Sep. 21st, 2010

rocknload: (MARVEL ☌ I don't have to please no one.)
I am so in love with this quote from my second language acquisition textbook that I am copying it out, damn.
More surprising, we would like to claim, are the miraculous levels of proficiency that second language learners (at all ages) can reach, despite the constraints that are imposed by our biological scheduling. That maturational effects, to a very large extent, can be compensated for is indeed encouraging.

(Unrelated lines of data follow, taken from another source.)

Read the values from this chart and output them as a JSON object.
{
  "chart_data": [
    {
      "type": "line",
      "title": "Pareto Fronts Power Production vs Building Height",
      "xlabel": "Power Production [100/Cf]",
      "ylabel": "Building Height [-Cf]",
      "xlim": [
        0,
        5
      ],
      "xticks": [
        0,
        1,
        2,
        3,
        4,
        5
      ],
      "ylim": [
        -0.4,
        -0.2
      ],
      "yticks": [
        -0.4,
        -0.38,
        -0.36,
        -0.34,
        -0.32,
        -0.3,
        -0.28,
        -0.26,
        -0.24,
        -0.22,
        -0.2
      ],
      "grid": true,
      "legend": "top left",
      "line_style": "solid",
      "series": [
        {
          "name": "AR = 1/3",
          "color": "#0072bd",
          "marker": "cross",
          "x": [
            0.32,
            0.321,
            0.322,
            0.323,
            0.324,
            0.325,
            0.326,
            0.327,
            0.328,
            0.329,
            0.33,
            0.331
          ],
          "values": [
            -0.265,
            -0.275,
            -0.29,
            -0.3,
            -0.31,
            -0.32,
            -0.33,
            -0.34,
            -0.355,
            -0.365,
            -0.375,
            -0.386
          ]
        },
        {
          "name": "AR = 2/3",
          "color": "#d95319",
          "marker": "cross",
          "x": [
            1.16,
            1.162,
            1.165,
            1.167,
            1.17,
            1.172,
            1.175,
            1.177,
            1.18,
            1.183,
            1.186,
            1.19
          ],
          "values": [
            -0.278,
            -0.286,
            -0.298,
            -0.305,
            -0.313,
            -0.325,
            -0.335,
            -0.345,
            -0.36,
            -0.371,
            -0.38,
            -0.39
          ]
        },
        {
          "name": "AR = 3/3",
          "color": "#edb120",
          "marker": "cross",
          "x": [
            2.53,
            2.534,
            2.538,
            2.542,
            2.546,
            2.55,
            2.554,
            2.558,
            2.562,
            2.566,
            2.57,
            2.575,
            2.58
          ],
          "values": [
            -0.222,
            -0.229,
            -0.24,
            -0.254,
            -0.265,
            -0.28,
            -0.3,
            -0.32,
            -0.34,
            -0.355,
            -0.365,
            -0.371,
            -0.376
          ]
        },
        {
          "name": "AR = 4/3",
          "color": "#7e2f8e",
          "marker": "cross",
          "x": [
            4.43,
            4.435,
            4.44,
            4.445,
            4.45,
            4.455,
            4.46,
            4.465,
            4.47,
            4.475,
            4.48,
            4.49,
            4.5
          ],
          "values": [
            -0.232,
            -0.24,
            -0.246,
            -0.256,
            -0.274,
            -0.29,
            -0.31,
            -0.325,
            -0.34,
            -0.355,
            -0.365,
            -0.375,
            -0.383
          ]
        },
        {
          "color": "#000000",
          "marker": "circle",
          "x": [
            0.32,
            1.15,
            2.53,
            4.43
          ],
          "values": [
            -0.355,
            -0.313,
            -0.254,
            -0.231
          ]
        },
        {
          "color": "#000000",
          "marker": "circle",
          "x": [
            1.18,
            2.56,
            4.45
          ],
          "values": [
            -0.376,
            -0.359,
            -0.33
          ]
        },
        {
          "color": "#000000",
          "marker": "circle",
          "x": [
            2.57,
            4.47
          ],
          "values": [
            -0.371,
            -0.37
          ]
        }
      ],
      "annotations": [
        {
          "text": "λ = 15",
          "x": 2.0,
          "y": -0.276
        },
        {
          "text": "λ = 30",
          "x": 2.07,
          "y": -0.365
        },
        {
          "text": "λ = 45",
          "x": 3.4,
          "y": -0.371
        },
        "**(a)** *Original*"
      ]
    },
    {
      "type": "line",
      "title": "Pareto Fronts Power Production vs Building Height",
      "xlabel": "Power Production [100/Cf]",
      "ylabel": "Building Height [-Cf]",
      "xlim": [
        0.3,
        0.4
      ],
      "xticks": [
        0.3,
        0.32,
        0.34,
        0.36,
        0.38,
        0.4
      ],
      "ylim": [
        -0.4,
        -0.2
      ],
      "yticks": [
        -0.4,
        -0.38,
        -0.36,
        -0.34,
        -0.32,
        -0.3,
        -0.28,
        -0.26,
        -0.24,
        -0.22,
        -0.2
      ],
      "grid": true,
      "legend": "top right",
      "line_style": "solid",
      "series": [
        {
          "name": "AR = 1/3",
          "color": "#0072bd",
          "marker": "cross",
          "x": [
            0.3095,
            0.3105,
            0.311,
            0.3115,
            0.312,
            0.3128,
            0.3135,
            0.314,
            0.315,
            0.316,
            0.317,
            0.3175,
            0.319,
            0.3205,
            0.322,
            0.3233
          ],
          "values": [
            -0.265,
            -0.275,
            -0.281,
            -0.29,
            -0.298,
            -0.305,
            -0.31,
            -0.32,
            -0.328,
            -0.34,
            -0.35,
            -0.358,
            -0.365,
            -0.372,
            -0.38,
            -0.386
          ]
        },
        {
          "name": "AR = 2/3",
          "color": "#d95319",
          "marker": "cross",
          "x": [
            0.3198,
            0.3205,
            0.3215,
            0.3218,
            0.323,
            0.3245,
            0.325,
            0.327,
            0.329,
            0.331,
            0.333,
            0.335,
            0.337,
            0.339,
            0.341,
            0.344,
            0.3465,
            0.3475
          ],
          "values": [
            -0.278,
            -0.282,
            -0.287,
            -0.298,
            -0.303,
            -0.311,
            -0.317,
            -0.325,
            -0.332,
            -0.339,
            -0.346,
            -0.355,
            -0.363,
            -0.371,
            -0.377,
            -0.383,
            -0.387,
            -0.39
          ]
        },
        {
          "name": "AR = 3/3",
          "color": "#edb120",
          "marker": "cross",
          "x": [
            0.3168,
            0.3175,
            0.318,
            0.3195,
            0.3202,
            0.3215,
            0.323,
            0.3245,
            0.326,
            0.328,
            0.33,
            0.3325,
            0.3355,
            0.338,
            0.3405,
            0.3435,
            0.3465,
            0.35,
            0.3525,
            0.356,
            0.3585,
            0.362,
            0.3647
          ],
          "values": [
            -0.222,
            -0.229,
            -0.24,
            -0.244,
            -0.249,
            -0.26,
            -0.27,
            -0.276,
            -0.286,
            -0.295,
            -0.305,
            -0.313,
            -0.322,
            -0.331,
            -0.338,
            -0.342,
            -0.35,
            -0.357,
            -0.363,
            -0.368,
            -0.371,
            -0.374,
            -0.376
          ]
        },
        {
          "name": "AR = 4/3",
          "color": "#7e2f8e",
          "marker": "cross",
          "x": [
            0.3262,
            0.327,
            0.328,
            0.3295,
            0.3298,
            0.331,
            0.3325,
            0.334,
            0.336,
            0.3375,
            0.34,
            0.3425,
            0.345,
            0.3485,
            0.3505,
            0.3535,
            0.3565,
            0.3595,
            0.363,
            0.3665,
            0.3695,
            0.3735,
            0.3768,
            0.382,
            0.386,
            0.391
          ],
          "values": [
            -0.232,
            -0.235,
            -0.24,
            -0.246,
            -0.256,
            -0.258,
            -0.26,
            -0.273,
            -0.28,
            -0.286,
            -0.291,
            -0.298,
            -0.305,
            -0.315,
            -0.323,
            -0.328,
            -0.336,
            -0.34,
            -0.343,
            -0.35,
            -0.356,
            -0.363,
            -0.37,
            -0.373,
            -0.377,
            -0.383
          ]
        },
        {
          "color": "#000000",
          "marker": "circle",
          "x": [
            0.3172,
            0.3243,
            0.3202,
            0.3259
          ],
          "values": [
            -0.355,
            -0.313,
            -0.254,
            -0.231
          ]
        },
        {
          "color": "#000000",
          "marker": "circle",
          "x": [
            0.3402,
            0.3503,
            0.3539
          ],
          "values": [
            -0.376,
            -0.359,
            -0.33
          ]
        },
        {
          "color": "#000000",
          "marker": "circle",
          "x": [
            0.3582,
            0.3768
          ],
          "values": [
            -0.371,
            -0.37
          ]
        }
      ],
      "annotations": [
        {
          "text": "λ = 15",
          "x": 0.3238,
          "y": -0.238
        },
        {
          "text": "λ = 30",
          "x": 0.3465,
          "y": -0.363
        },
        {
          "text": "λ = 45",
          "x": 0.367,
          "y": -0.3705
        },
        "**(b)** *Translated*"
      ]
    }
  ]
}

The subtle differences that we have assumed to exist between near-native and native proficiency are probably high insignificant in all aspects of the second language speaker's life and endeavors, though very significant for a theory of human capacity for language learning. The highly successful L2 speakers that we have characterized as having reached "only" near-native proficiency are, in fact, nativelike in all contexts except, perhaps, in the laboratory of the linguist with specific interest in second language learning mechanisms.
Something that really frustrates me in my linguistics studies at UA is the fact that I have to basically ignore everything my professors teach about second language acquisition, because it fucking infuriates me. There's a completely unfair emphasis on insignificant accent errors, seriously as far as I can tell half the research seems to be devoted to ferreting out microscopic cognitive differences between native speakers and anyone who learned the language after puberty, and the reigning theory seems to be, "It is impossible to learn a second language, and even if you do you'll never pass as a native speaker no matter how much you try. Critical Period Hypothesis, booyah!"

Blah, blah, linguists are often extremely irritating, news at 11.

I also enjoy the point they make elsewhere about Arnold Schwarzenegger, because seriously, that guy can speak English just as well as I can. He can also speak German, which puts him like, miles ahead of me.

Quote is from Hyltenstam, K., & Abrahamsson, N. (2003) Maturational constraints in SLA. In C. Doughty & M. Long (Eds.), The handbook of second language acquisition (pp. 540-588).